Privatisation du rail ? La Grande Bretagne l’a fait... et c’est un échec pour les usagers
Prix six fois supérieurs à la moyenne en Europe, retards, service déplorable, grèves : les conséquences de la privatisation du rail il y a plus de 20 ans en Angleterre seront-elles les mêmes en France, où le gouvernement entend réformer la SNCF ?
L'ouverture à la concurrence des lignes TGV en 2020 et des lignes TER d'ici à 2023, qui a notamment coûté aux cheminots leur statut, serait-elle un pas vers une privatisation progressive du rail français ?
Au Royaume-Uni en tout cas, le processus a été lancé en 1993 et le résultat pose question.

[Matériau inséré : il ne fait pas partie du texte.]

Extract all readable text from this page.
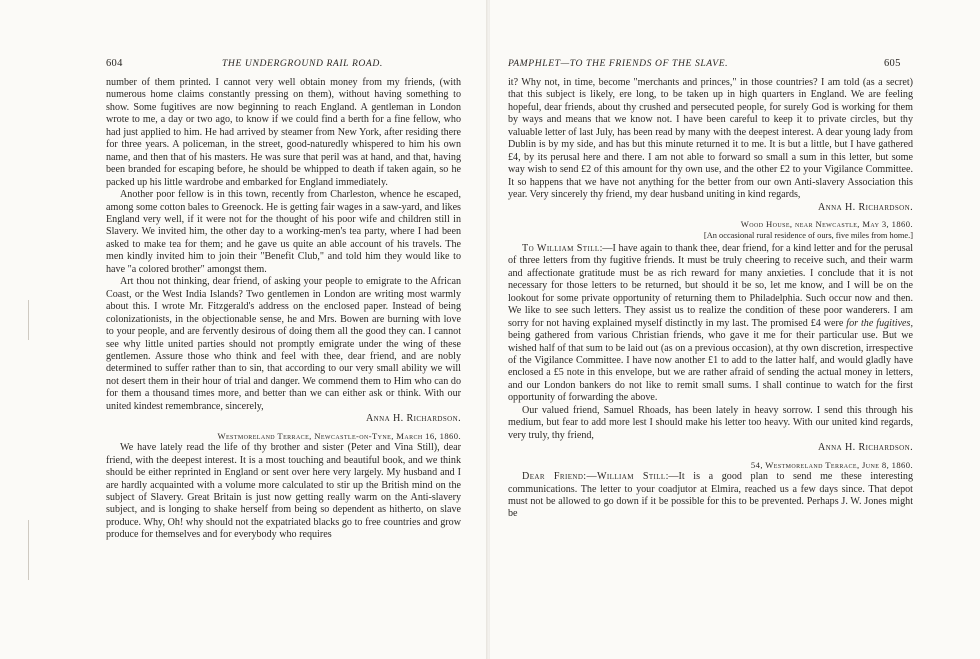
604	THE UNDERGROUND RAIL ROAD.

number of them printed. I cannot very well obtain money from my friends, (with numerous home claims constantly pressing on them), without having something to show. Some fugitives are now beginning to reach England. A gentleman in London wrote to me, a day or two ago, to know if we could find a berth for a fine fellow, who had just applied to him. He had arrived by steamer from New York, after residing there for three years. A policeman, in the street, good-naturedly whispered to him his own name, and then that of his masters. He was sure that peril was at hand, and that, having been branded for escaping before, he should be whipped to death if taken again, so he packed up his little wardrobe and embarked for England immediately.

Another poor fellow is in this town, recently from Charleston, whence he escaped, among some cotton bales to Greenock. He is getting fair wages in a saw-yard, and likes England very well, if it were not for the thought of his poor wife and children still in Slavery. We invited him, the other day to a working-men's tea party, where I had been asked to make tea for them; and he gave us quite an able account of his travels. The men kindly invited him to join their "Benefit Club," and told him they would like to have "a colored brother" amongst them.

Art thou not thinking, dear friend, of asking your people to emigrate to the African Coast, or the West India Islands? Two gentlemen in London are writing most warmly about this. I wrote Mr. Fitzgerald's address on the enclosed paper. Instead of being colonizationists, in the objectionable sense, he and Mrs. Bowen are burning with love to your people, and are fervently desirous of doing them all the good they can. I cannot see why little united parties should not promptly emigrate under the wing of these gentlemen. Assure those who think and feel with thee, dear friend, and are nobly determined to suffer rather than to sin, that according to our very small ability we will not desert them in their hour of trial and danger. We commend them to Him who can do for them a thousand times more, and better than we can either ask or think. With our united kindest remembrance, sincerely,

Anna H. Richardson.

Westmoreland Terrace, Newcastle-on-Tyne, March 16, 1860.

We have lately read the life of thy brother and sister (Peter and Vina Still), dear friend, with the deepest interest. It is a most touching and beautiful book, and we think should be either reprinted in England or sent over here very largely. My husband and I are hardly acquainted with a volume more calculated to stir up the British mind on the subject of Slavery. Great Britain is just now getting really warm on the Anti-slavery subject, and is longing to shake herself from being so dependent as hitherto, on slave produce. Why, Oh! why should not the expatriated blacks go to free countries and grow produce for themselves and for everybody who requires

PAMPHLET—TO THE FRIENDS OF THE SLAVE.	605

it? Why not, in time, become "merchants and princes," in those countries? I am told (as a secret) that this subject is likely, ere long, to be taken up in high quarters in England. We are feeling hopeful, dear friends, about thy crushed and persecuted people, for surely God is working for them by ways and means that we know not. I have been careful to keep it to private circles, but thy valuable letter of last July, has been read by many with the deepest interest. A dear young lady from Dublin is by my side, and has but this minute returned it to me. It is but a little, but I have gathered £4, by its perusal here and there. I am not able to forward so small a sum in this letter, but some way wish to send £2 of this amount for thy own use, and the other £2 to your Vigilance Committee. It so happens that we have not anything for the better from our own Anti-slavery Association this year. Very sincerely thy friend, my dear husband uniting in kind regards,

Anna H. Richardson.

Wood House, near Newcastle, May 3, 1860.
[An occasional rural residence of ours, five miles from home.]

To William Still:—I have again to thank thee, dear friend, for a kind letter and for the perusal of three letters from thy fugitive friends. It must be truly cheering to receive such, and their warm and affectionate gratitude must be as rich reward for many anxieties. I conclude that it is not necessary for those letters to be returned, but should it be so, let me know, and I will be on the lookout for some private opportunity of returning them to Philadelphia. Such occur now and then. We like to see such letters. They assist us to realize the condition of these poor wanderers. I am sorry for not having explained myself distinctly in my last. The promised £4 were for the fugitives, being gathered from various Christian friends, who gave it me for their particular use. But we wished half of that sum to be laid out (as on a previous occasion), at thy own discretion, irrespective of the Vigilance Committee. I have now another £1 to add to the latter half, and would gladly have enclosed a £5 note in this envelope, but we are rather afraid of sending the actual money in letters, and our London bankers do not like to remit small sums. I shall continue to watch for the first opportunity of forwarding the above.

Our valued friend, Samuel Rhoads, has been lately in heavy sorrow. I send this through his medium, but fear to add more lest I should make his letter too heavy. With our united kind regards, very truly, thy friend,

Anna H. Richardson.

54, Westmoreland Terrace, June 8, 1860.

Dear Friend:—William Still:—It is a good plan to send me these interesting communications. The letter to your coadjutor at Elmira, reached us a few days since. That depot must not be allowed to go down if it be possible for this to be prevented. Perhaps J. W. Jones might be
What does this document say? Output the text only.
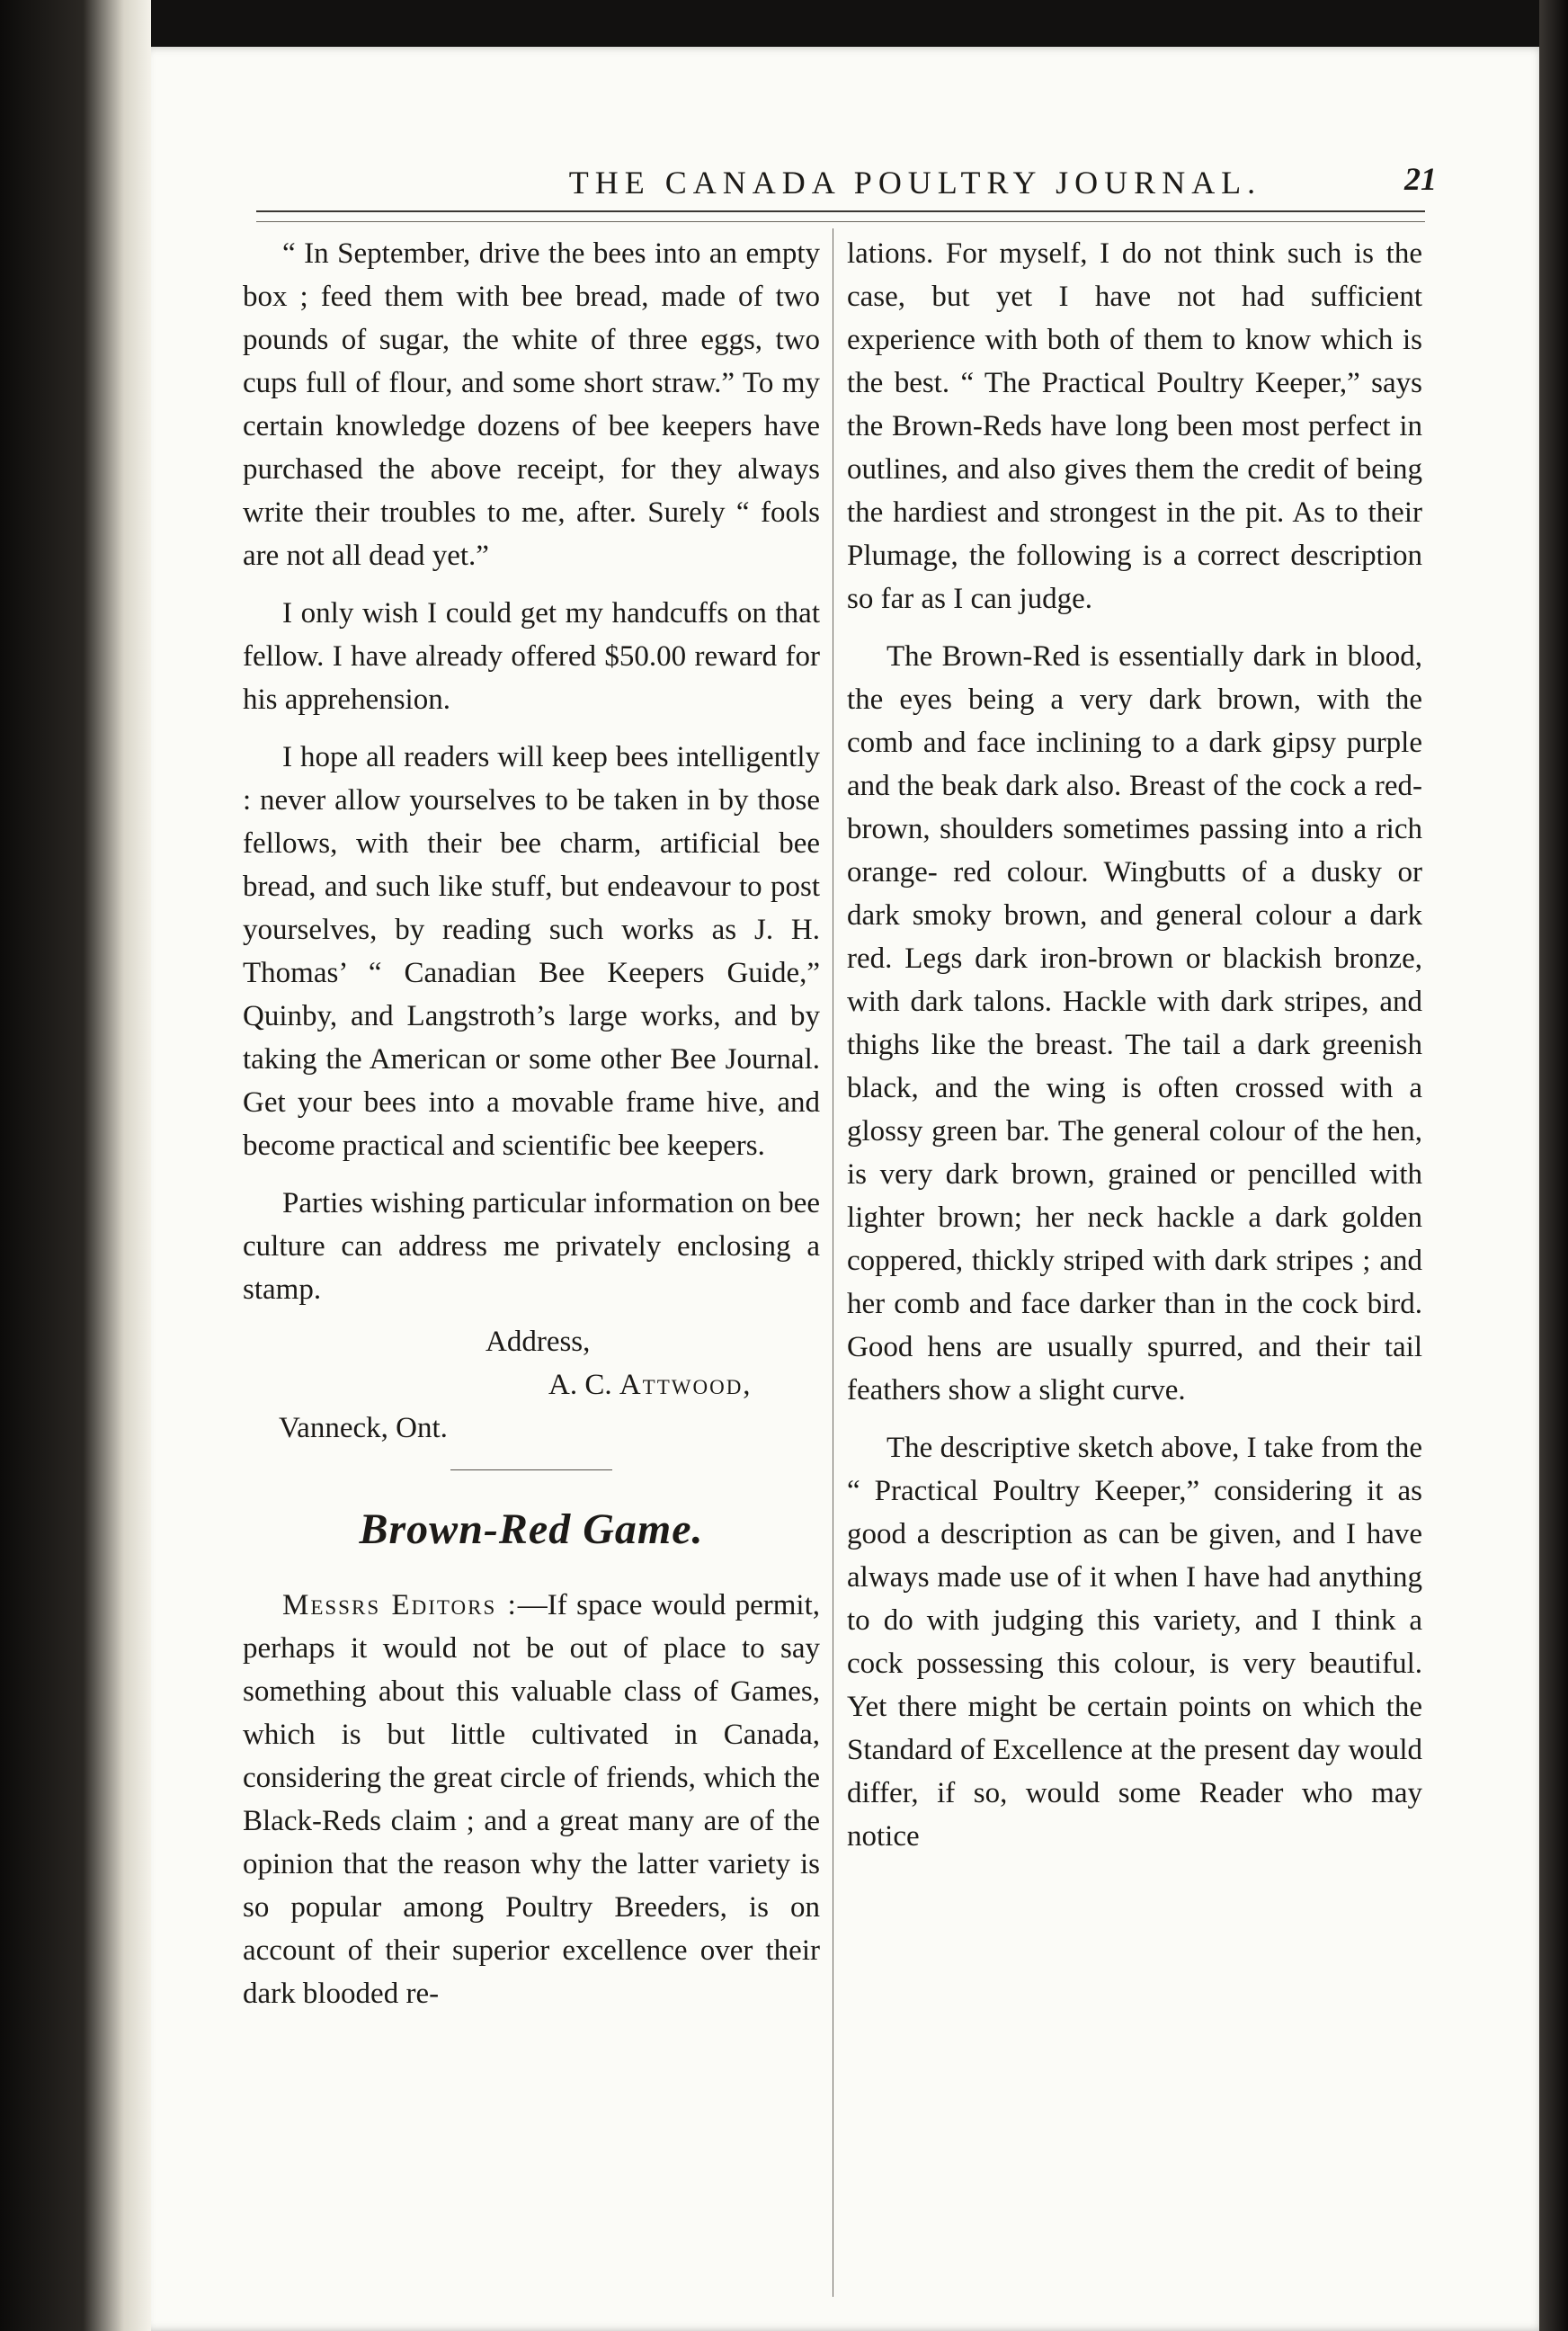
THE CANADA POULTRY JOURNAL.	21

“ In September, drive the bees into an empty box ; feed them with bee bread, made of two pounds of sugar, the white of three eggs, two cups full of flour, and some short straw.” To my certain knowledge dozens of bee keepers have purchased the above receipt, for they always write their troubles to me, after. Surely “ fools are not all dead yet.”

I only wish I could get my handcuffs on that fellow. I have already offered $50.00 reward for his apprehension.

I hope all readers will keep bees intelligently : never allow yourselves to be taken in by those fellows, with their bee charm, artificial bee bread, and such like stuff, but endeavour to post yourselves, by reading such works as J. H. Thomas’ “ Canadian Bee Keepers Guide,” Quinby, and Langstroth’s large works, and by taking the American or some other Bee Journal. Get your bees into a movable frame hive, and become practical and scientific bee keepers.

Parties wishing particular information on bee culture can address me privately enclosing a stamp.

Address,

A. C. Attwood,

Vanneck, Ont.

Brown-Red Game.

Messrs Editors :—If space would permit, perhaps it would not be out of place to say something about this valuable class of Games, which is but little cultivated in Canada, considering the great circle of friends, which the Black-Reds claim ; and a great many are of the opinion that the reason why the latter variety is so popular among Poultry Breeders, is on account of their superior excellence over their dark blooded re-

lations. For myself, I do not think such is the case, but yet I have not had sufficient experience with both of them to know which is the best. “ The Practical Poultry Keeper,” says the Brown-Reds have long been most perfect in outlines, and also gives them the credit of being the hardiest and strongest in the pit. As to their Plumage, the following is a correct description so far as I can judge.

The Brown-Red is essentially dark in blood, the eyes being a very dark brown, with the comb and face inclining to a dark gipsy purple and the beak dark also. Breast of the cock a red-brown, shoulders sometimes passing into a rich orange- red colour. Wingbutts of a dusky or dark smoky brown, and general colour a dark red. Legs dark iron-brown or blackish bronze, with dark talons. Hackle with dark stripes, and thighs like the breast. The tail a dark greenish black, and the wing is often crossed with a glossy green bar. The general colour of the hen, is very dark brown, grained or pencilled with lighter brown; her neck hackle a dark golden coppered, thickly striped with dark stripes ; and her comb and face darker than in the cock bird. Good hens are usually spurred, and their tail feathers show a slight curve.

The descriptive sketch above, I take from the “ Practical Poultry Keeper,” considering it as good a description as can be given, and I have always made use of it when I have had anything to do with judging this variety, and I think a cock possessing this colour, is very beautiful. Yet there might be certain points on which the Standard of Excellence at the present day would differ, if so, would some Reader who may notice
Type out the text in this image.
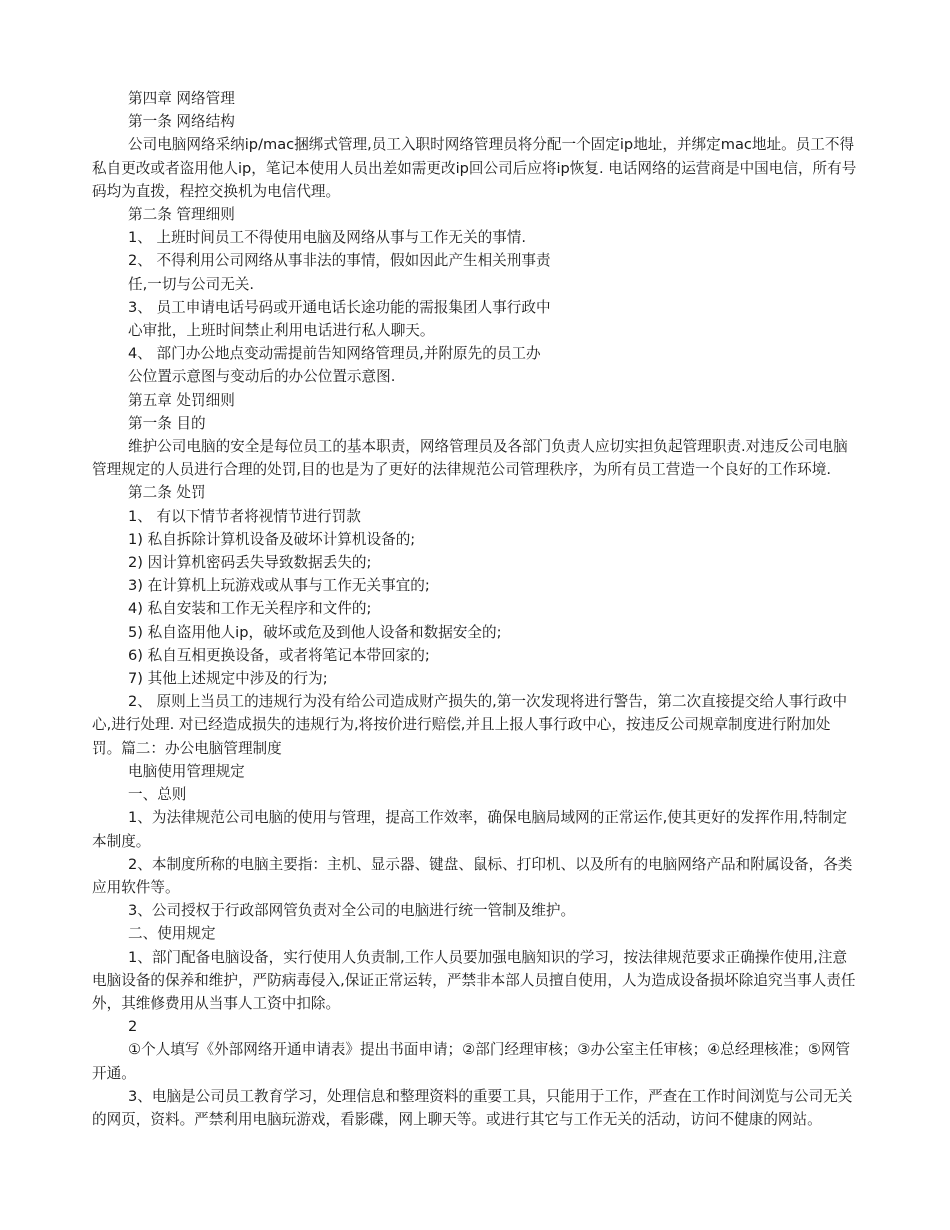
第四章 网络管理

第一条 网络结构

公司电脑网络采纳ip/mac捆绑式管理,员工入职时网络管理员将分配一个固定ip地址，并绑定mac地址。员工不得私自更改或者盗用他人ip，笔记本使用人员出差如需更改ip回公司后应将ip恢复. 电话网络的运营商是中国电信，所有号码均为直拨，程控交换机为电信代理。

第二条 管理细则

1、 上班时间员工不得使用电脑及网络从事与工作无关的事情.

2、 不得利用公司网络从事非法的事情，假如因此产生相关刑事责

任,一切与公司无关.

3、 员工申请电话号码或开通电话长途功能的需报集团人事行政中

心审批，上班时间禁止利用电话进行私人聊天。

4、 部门办公地点变动需提前告知网络管理员,并附原先的员工办

公位置示意图与变动后的办公位置示意图.

第五章 处罚细则

第一条 目的

维护公司电脑的安全是每位员工的基本职责，网络管理员及各部门负责人应切实担负起管理职责.对违反公司电脑管理规定的人员进行合理的处罚,目的也是为了更好的法律规范公司管理秩序，为所有员工营造一个良好的工作环境.

第二条 处罚

1、 有以下情节者将视情节进行罚款

1) 私自拆除计算机设备及破坏计算机设备的;

2) 因计算机密码丢失导致数据丢失的;

3) 在计算机上玩游戏或从事与工作无关事宜的;

4) 私自安装和工作无关程序和文件的;

5) 私自盗用他人ip，破坏或危及到他人设备和数据安全的;

6) 私自互相更换设备，或者将笔记本带回家的;

7) 其他上述规定中涉及的行为;

2、 原则上当员工的违规行为没有给公司造成财产损失的,第一次发现将进行警告，第二次直接提交给人事行政中心,进行处理. 对已经造成损失的违规行为,将按价进行赔偿,并且上报人事行政中心，按违反公司规章制度进行附加处罚。篇二：办公电脑管理制度

电脑使用管理规定

一、总则

1、为法律规范公司电脑的使用与管理，提高工作效率，确保电脑局域网的正常运作,使其更好的发挥作用,特制定本制度。

2、本制度所称的电脑主要指：主机、显示器、键盘、鼠标、打印机、以及所有的电脑网络产品和附属设备，各类应用软件等。

3、公司授权于行政部网管负责对全公司的电脑进行统一管制及维护。

二、使用规定

1、部门配备电脑设备，实行使用人负责制,工作人员要加强电脑知识的学习，按法律规范要求正确操作使用,注意电脑设备的保养和维护，严防病毒侵入,保证正常运转，严禁非本部人员擅自使用，人为造成设备损坏除追究当事人责任外，其维修费用从当事人工资中扣除。

2

①个人填写《外部网络开通申请表》提出书面申请；②部门经理审核；③办公室主任审核；④总经理核准；⑤网管开通。

3、电脑是公司员工教育学习，处理信息和整理资料的重要工具，只能用于工作，严查在工作时间浏览与公司无关的网页，资料。严禁利用电脑玩游戏，看影碟，网上聊天等。或进行其它与工作无关的活动，访问不健康的网站。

Une hausse des prix incontrôlable
En 1993, le secrétaire d'Etat britannique au Transport John MacGregor vantait les bienfaits de la privatisation : «Je ne vois aucune raison pour laquelle les tarifs devraient augmenter plus rapidement avec des entreprises privées. Au contraire, ils seront plus flexibles et baisseront.» Mais en réalité, entre 1995 et 2015, le prix d'un billet de train au Royaume Uni a augmenté en moyenne de 117%. Le prix des billets annuels a augmenté de 27% entre 2010 et 2017 selon des calculs du parti de gauche Labour, communiquées par le quotidien anglais The Guardian. Selon les estimations, les Anglais dépenseraient environ six fois plus que les Européens en moyenne pour leurs déplacements en train.
Un grand nombre de trains a été supprimé au Royaume-Uni, et c'est ce que préconise le rapport Spinetta sur la SCNF remis au gouvernement français. Pour protester contre les restrictions économiques, les grèves s’enchaînent en Grande-Bretagne et on a pu dénombrer 33 jours de grèves pendant l'année 2016 selon La Tribune. La situation est la plus critique dans le Sud, où, pour l’anecdote, le train de 7 heures 29 sur la ligne Brighton-Londres n'est pas arrivé une seule fois à l'heure en 2014...
Here's how rubbish our fragmented rail system is.
— Ianeditz (@ianeditz) 1 mars 2018
We have booked a train ticket from Bromley Cross to Euston on Saturday but the local trains are on strike.
The replacement bus will mean we will miss our connection at Picadilly
Our @VirginTrains ticket is non transferable :-(
Le Royaume-Uni a connu une grève monstre en décembre 2016 qui a touché 300 000 voyageurs. Le Premier ministre Theresa May avait déclaré à l’époque que les grèves provoquaient un chaos «totalement inacceptable» et témoignaient d'un «mépris pour les gens ordinaires». A l'origine de cette immense paralysie des chemins de fer, la volonté de supprimer la tâche de fermeture et ouverture des portes dévolue au chef de train pour la conférer au conducteur.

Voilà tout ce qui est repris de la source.